Le leader détenu du peuple autochtone du Biafra (IPOB), Mazi Nnamdi Kanu, a présenté une lettre ouverte au président américain Donald Trump, affirmant que le prétendu « génocide chrétien » au Nigeria s’est étendu à la région du Sud-Est, ciblant directement le peuple Igbo.
La lettre de Kanu fait suite à la récente déclaration du président Trump, le 31 octobre 2025, selon laquelle les États-Unis étaient « prêts à agir » militairement et à réduire leur aide si le Nigeria ne parvenait pas à protéger adéquatement sa population chrétienne – une décision qui a vu le Nigeria redessiner comme pays particulièrement préoccupant (CPC).
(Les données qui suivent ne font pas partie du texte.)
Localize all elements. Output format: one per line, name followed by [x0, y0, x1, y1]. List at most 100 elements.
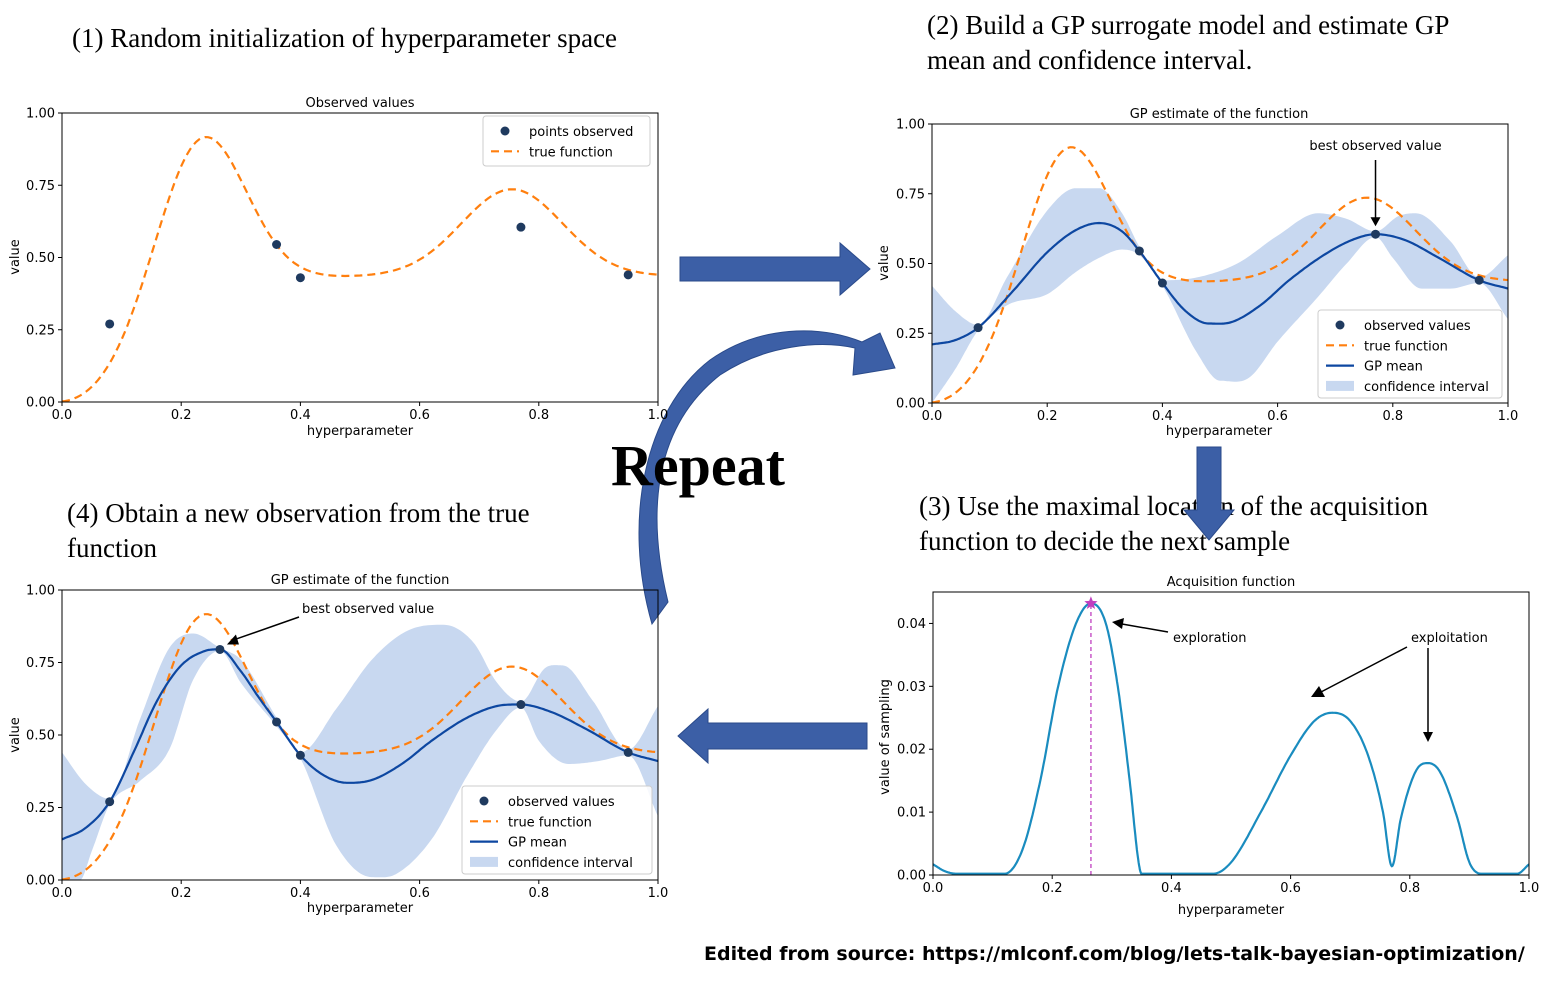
legend-label: confidence interval	[508, 856, 633, 871]
observed-point	[1474, 275, 1484, 285]
x-tick-label: 0.8	[528, 886, 549, 901]
x-tick-label: 0.6	[409, 408, 430, 423]
next-sample-star-icon	[1084, 596, 1098, 609]
legend-key-points	[1335, 320, 1345, 330]
step-4-title: (4) Obtain a new observation from the tr…	[67, 496, 530, 566]
x-axis-label: hyperparameter	[1178, 903, 1285, 918]
annotation-arrow-line	[1320, 646, 1408, 693]
legend-label: true function	[508, 815, 592, 830]
annotation-exploration: exploration	[1173, 631, 1247, 646]
plot-title: GP estimate of the function	[1130, 107, 1309, 122]
y-tick-label: 0.50	[26, 729, 55, 744]
true-function-line	[932, 146, 1508, 403]
legend-box	[482, 115, 651, 167]
true-function-line	[62, 613, 658, 880]
annotation-arrowhead	[1423, 732, 1433, 742]
plot-title: GP estimate of the function	[271, 573, 450, 588]
annotation-arrow-line	[234, 616, 300, 641]
plot-area: 0.0 0.2 0.4 0.6 0.8 1.0 0.00 0.25 0.50 0.75 1.00 ob…	[26, 584, 668, 902]
y-tick-label: 0.02	[897, 743, 926, 758]
y-tick-label: 1.00	[26, 584, 55, 599]
annotation-best-observed: best observed value	[302, 602, 434, 617]
x-tick-label: 0.2	[1037, 409, 1058, 424]
y-axis-label: value	[8, 239, 23, 275]
y-tick-label: 0.03	[897, 680, 926, 695]
annotation-arrowhead	[1112, 618, 1124, 629]
x-tick-label: 0.4	[1161, 881, 1182, 896]
step-1-title: (1) Random initialization of hyperparame…	[72, 23, 618, 53]
gp-mean-line	[62, 648, 658, 841]
observed-point	[1157, 278, 1167, 288]
plot-acquisition-function: Acquisition function hyperparameter valu…	[878, 575, 1540, 918]
observed-point	[295, 750, 305, 760]
true-function-line	[62, 135, 658, 402]
y-tick-label: 0.00	[896, 397, 925, 412]
legend-label: points observed	[529, 125, 633, 140]
x-tick-label: 0.2	[171, 886, 192, 901]
plot-title: Acquisition function	[1167, 575, 1295, 590]
x-tick-label: 0.6	[1280, 881, 1301, 896]
plot-observed-values: Observed values hyperparameter value 0.0…	[8, 96, 669, 439]
step-3-title: (3) Use the maximal location of the acqu…	[919, 489, 1428, 559]
x-tick-label: 0.0	[52, 408, 73, 423]
y-tick-label: 0.75	[26, 179, 55, 194]
gp-mean-line	[932, 221, 1508, 346]
acquisition-curve	[933, 602, 1529, 875]
plot-content	[62, 135, 658, 402]
annotation-arrow-line	[1121, 623, 1169, 633]
observed-point	[295, 273, 305, 283]
legend-label: GP mean	[1364, 360, 1423, 375]
y-tick-label: 0.00	[26, 874, 55, 889]
annotation-arrowhead	[1370, 217, 1381, 227]
confidence-interval-band	[932, 188, 1508, 403]
annotation-arrowhead	[226, 634, 239, 645]
step-3-title-line1: (3) Use the maximal location of the acqu…	[919, 491, 1429, 521]
annotation-best-observed: best observed value	[1309, 139, 1441, 154]
y-tick-label: 1.00	[896, 118, 925, 133]
y-tick-label: 0.50	[896, 257, 925, 272]
x-tick-label: 0.6	[1267, 409, 1288, 424]
y-tick-label: 0.75	[896, 187, 925, 202]
y-tick-label: 0.00	[26, 396, 55, 411]
observed-point	[1371, 229, 1381, 239]
repeat-label: Repeat	[611, 433, 785, 498]
plot-area: 0.0 0.2 0.4 0.6 0.8 1.0 0.00 0.01 0.02 0.03 0.04 ex…	[897, 591, 1540, 896]
arrow-step3-to-step4	[677, 707, 868, 765]
legend-label: observed values	[1364, 319, 1471, 334]
plot-gp-estimate-step4: GP estimate of the function hyperparamet…	[8, 573, 668, 916]
x-tick-label: 1.0	[1519, 881, 1540, 896]
x-tick-label: 1.0	[648, 886, 669, 901]
x-tick-label: 0.8	[528, 408, 549, 423]
plot-title: Observed values	[306, 96, 415, 111]
y-tick-label: 0.25	[26, 323, 55, 338]
y-tick-label: 0.75	[26, 656, 55, 671]
x-axis-label: hyperparameter	[307, 424, 414, 439]
observed-point	[1134, 246, 1144, 256]
x-tick-label: 0.0	[52, 886, 73, 901]
x-axis-label: hyperparameter	[1166, 424, 1273, 439]
observed-point	[516, 222, 526, 232]
legend-key-confidence	[1326, 380, 1354, 391]
x-tick-label: 0.4	[1152, 409, 1173, 424]
arrow-step2-to-step3	[1182, 446, 1236, 541]
y-tick-label: 0.04	[897, 617, 926, 632]
legend-box	[1317, 309, 1503, 399]
legend-key-points	[500, 126, 510, 136]
legend-label: confidence interval	[1364, 380, 1489, 395]
x-tick-label: 0.0	[922, 409, 943, 424]
observed-point	[215, 644, 225, 654]
legend-label: observed values	[508, 795, 615, 810]
observed-point	[272, 717, 282, 727]
x-tick-label: 0.6	[409, 886, 430, 901]
arrow-step1-to-step2	[679, 241, 871, 297]
step-2-title-line2: mean and confidence interval.	[927, 45, 1253, 75]
source-credit: Edited from source: https://mlconf.com/b…	[704, 943, 1525, 965]
y-tick-label: 0.50	[26, 251, 55, 266]
plot-content	[62, 613, 658, 880]
x-tick-label: 1.0	[1498, 409, 1519, 424]
x-tick-label: 1.0	[648, 408, 669, 423]
y-axis-label: value	[8, 717, 23, 753]
legend-label: true function	[529, 145, 613, 160]
legend-box	[461, 785, 653, 875]
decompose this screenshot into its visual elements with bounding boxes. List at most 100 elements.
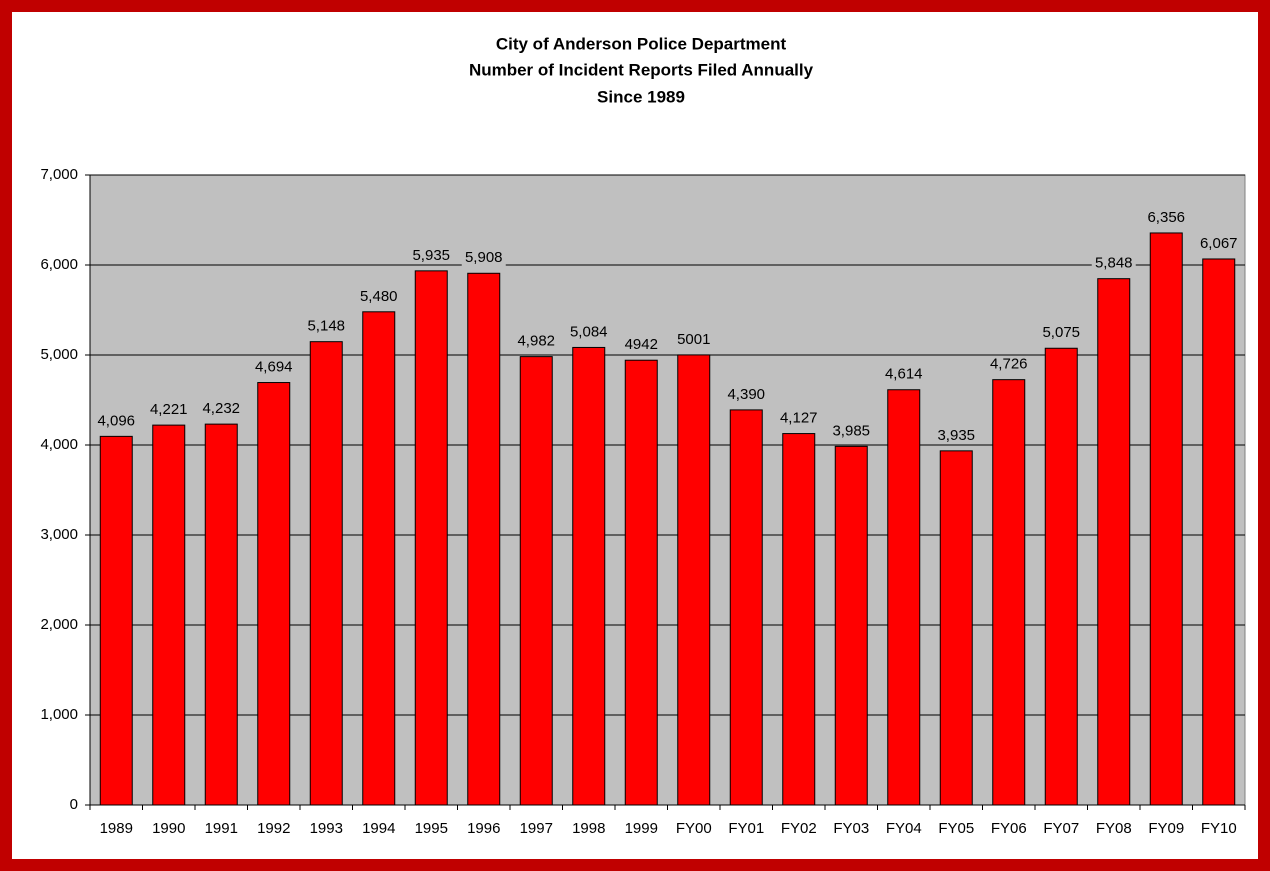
value-label-bg	[94, 413, 139, 430]
y-tick-label: 6,000	[40, 256, 78, 273]
bar	[309, 341, 343, 806]
bar	[414, 270, 448, 806]
y-tick-label: 7,000	[40, 166, 78, 183]
value-label: 3,985	[832, 422, 870, 439]
bar	[572, 346, 606, 806]
x-tick-label: FY01	[728, 820, 764, 837]
value-label: 4,614	[885, 366, 923, 383]
value-label-bg	[146, 402, 191, 419]
chart-title: Number of Incident Reports Filed Annuall…	[469, 60, 814, 79]
value-label-bg	[724, 386, 769, 403]
value-label-bg	[1144, 209, 1189, 226]
value-label: 3,935	[937, 427, 975, 444]
value-label-bg	[514, 333, 559, 350]
value-label-bg	[199, 401, 244, 418]
value-label-bg	[409, 247, 454, 264]
x-tick-label: 1998	[572, 820, 605, 837]
value-label: 4942	[625, 336, 658, 353]
x-tick-label: FY08	[1096, 820, 1132, 837]
value-label: 5,848	[1095, 255, 1133, 272]
x-tick-label: 1990	[152, 820, 185, 837]
value-label: 4,694	[255, 359, 293, 376]
y-tick-label: 1,000	[40, 706, 78, 723]
bar	[1044, 347, 1078, 806]
value-label: 6,067	[1200, 235, 1238, 252]
bar	[1202, 258, 1236, 806]
x-tick-label: FY07	[1043, 820, 1079, 837]
value-label-bg	[619, 337, 664, 354]
bar	[362, 311, 396, 806]
x-tick-label: FY00	[676, 820, 712, 837]
value-label: 4,127	[780, 410, 818, 427]
value-label-bg	[881, 366, 926, 383]
chart-title: Since 1989	[597, 87, 685, 106]
x-tick-label: FY05	[938, 820, 974, 837]
value-label-bg	[776, 410, 821, 427]
value-label: 5,480	[360, 288, 398, 305]
value-label-bg	[1039, 325, 1084, 342]
x-tick-label: FY09	[1148, 820, 1184, 837]
bar	[1097, 278, 1131, 806]
bar	[834, 445, 868, 806]
bar	[624, 359, 658, 806]
x-tick-label: 1991	[205, 820, 238, 837]
x-tick-label: 1989	[100, 820, 133, 837]
value-label: 5,148	[307, 318, 345, 335]
x-tick-label: 1999	[625, 820, 658, 837]
value-label: 6,356	[1147, 209, 1185, 226]
value-label-bg	[566, 324, 611, 341]
bar	[887, 389, 921, 806]
value-label-bg	[356, 288, 401, 305]
value-label: 5,084	[570, 323, 608, 340]
value-label: 5001	[677, 331, 710, 348]
x-tick-label: FY03	[833, 820, 869, 837]
value-label: 5,908	[465, 249, 503, 266]
value-label-bg	[986, 356, 1031, 373]
bar	[729, 409, 763, 806]
value-label-bg	[829, 423, 874, 440]
x-tick-label: FY06	[991, 820, 1027, 837]
value-label-bg	[934, 427, 979, 444]
x-tick-label: FY10	[1201, 820, 1237, 837]
x-tick-label: FY04	[886, 820, 922, 837]
value-label: 4,726	[990, 356, 1028, 373]
value-label-bg	[1091, 255, 1136, 272]
bar	[204, 423, 238, 806]
bar	[519, 356, 553, 806]
bar	[99, 435, 133, 806]
value-label: 4,982	[517, 333, 555, 350]
y-tick-label: 2,000	[40, 616, 78, 633]
bar	[782, 433, 816, 806]
bar	[152, 424, 186, 806]
value-label-bg	[304, 318, 349, 335]
value-label: 4,390	[727, 386, 765, 403]
x-tick-label: 1994	[362, 820, 395, 837]
x-tick-label: FY02	[781, 820, 817, 837]
value-label: 4,096	[97, 412, 135, 429]
y-tick-label: 3,000	[40, 526, 78, 543]
x-tick-label: 1993	[310, 820, 343, 837]
value-label: 4,221	[150, 401, 188, 418]
value-label: 5,075	[1042, 324, 1080, 341]
value-label-bg	[1196, 235, 1241, 252]
chart-title: City of Anderson Police Department	[496, 34, 787, 53]
bar	[992, 379, 1026, 806]
y-tick-label: 5,000	[40, 346, 78, 363]
x-tick-label: 1996	[467, 820, 500, 837]
value-label-bg	[251, 359, 296, 376]
bar	[1149, 232, 1183, 806]
bar	[467, 272, 501, 806]
value-label: 4,232	[202, 400, 240, 417]
bar	[677, 354, 711, 806]
x-tick-label: 1992	[257, 820, 290, 837]
y-tick-label: 4,000	[40, 436, 78, 453]
value-label: 5,935	[412, 247, 450, 264]
bar	[257, 382, 291, 806]
bar	[939, 450, 973, 806]
x-tick-label: 1997	[520, 820, 553, 837]
y-tick-label: 0	[70, 796, 78, 813]
x-tick-label: 1995	[415, 820, 448, 837]
value-label-bg	[671, 331, 716, 348]
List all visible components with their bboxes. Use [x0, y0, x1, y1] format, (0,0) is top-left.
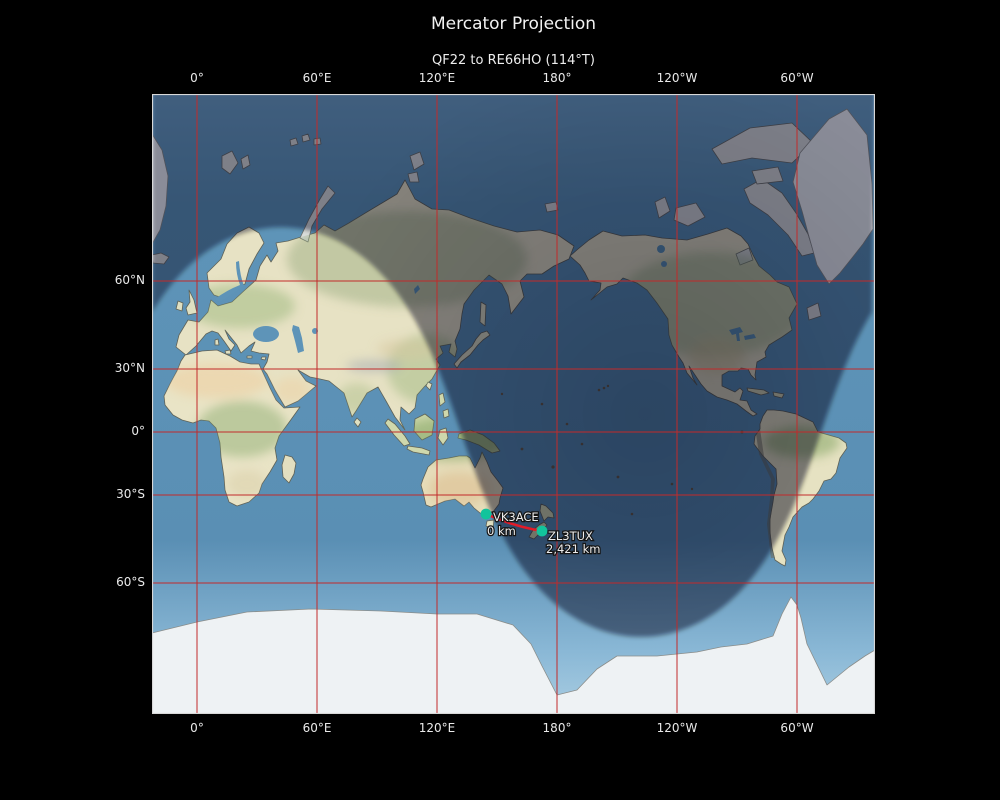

Dans la lettre, Mazi Kanu, qui s’identifie comme juif pratiquant et leader d’un mouvement d’autodétermination, affirme que la menace ne se limite plus au nord du Nigeria mais s’est « métastasée au cœur des Igbo », où, selon lui, les judéo-chrétiens sont « systématiquement exterminés sous couvert de contre-terrorisme ».
Il a affirmé que les mêmes forces extrémistes condamnées dans le Nord – telles que Boko Haram, ISWAP et les milices peules – opèrent avec la « complicité de l’État » dans le Sud-Est, en plus que l’armée nigériane elle-même est le « principal auteur » dans la région, protégé par un « faux récit qui accuse les victimes ».
Kanu a fourni des données, faisant référence à un rapport de la Société internationale pour les libertés civiles et l’État de droit (Intersociety) qui, selon lui, a documenté le meurtre de plus de 2 000 jeunes Igbo lors d’opérations de « lutte contre le terrorisme » entre 2021 et 2025.
Kanu a en outre accusé le gouvernement nigérian d’utiliser l’insécurité comme une arme pour diaboliser son organisation.
Il a déclaré que depuis sa « restitution illégale » depuis le Kenya en juin 2021, le gouvernement a : déclaré l’IPOB comme une « organisation terroriste », malgré ce qui, selon lui, n’est aucune preuve de violence et contredit les conclusions du Département d’État américain en 2021 ; et un orchestré des attaques d’« hommes armés inconnus » en utilisant des milices soutenues par l’État, puis a attribué à délit la violence à l’IPOB.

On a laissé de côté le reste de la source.